Another way The Wanderers is like The Stand is that it follows several different narratives of people coping with the end of the world. Part of the joy of The Wanderers is it reads like a detective novel; the narrative strands fit together in unexpected yet completely justified ways. The full picture isn’t revealed until the very last chapter.
Finally, unlike in The Stand, there isn’t some sort of vague conflict of good versus evil playing itself out on the North American continent. Instead, people act in moral and immoral ways in the various narratives. The militia that ravages the country as it falls apart feeds on an amped-up version of the current evil in our political climate. The shepherds who follow the wanderers do what they can to keep their somnambulistic loved ones safe. The researchers at the CDC race to find an answer that will save the world.

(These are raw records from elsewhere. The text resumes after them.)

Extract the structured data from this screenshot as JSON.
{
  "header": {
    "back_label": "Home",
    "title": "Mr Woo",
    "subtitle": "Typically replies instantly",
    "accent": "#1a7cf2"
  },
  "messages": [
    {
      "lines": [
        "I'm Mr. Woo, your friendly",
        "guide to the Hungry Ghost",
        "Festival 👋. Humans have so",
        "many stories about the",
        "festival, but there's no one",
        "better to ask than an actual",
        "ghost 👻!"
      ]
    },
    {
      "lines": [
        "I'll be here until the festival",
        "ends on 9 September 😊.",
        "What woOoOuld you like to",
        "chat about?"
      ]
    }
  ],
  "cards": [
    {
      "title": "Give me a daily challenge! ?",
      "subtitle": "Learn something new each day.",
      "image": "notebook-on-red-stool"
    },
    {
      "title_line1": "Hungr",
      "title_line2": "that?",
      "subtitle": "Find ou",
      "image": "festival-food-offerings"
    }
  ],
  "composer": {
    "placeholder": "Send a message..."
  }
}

What The Wanderers reminded me of as a reading experience was that quote by Hemmingway about going bankrupt first gradually and then suddenly. That’s how things come to pass in The Wanderers in terms of the end of the world. I dread that it anticipates the experience of life in the near-future. Wendig uses the analogy of a Jenga tower to describe a disintegrating civilization: a piece being removed here, there, the entire edifice becoming inexorably more unstable with each move. In The Wanderers, the edifice falls. The Jenga analogy feels like it applies as equally well to today’s society, one that doesn’t face the specific threats of The Wanderers but is losing other vital pieces. Looking at modern life this way gives one a sense of dizziness, a feeling that we are horribly close to the brink.
Thus, when it comes to the continuation of existing civilization, The Wanderers isn’t sci-fi comfort food like hordes of fast-moving, unstoppable zombies or an earth-shattering asteroid, something the reader/viewer can assure themselves isn’t an actually a threat. The Wanderers is a story of systemic collapse that feels like it could be at least a cousin to the fate that awaits us in the coming decade. Reader, you have been warned.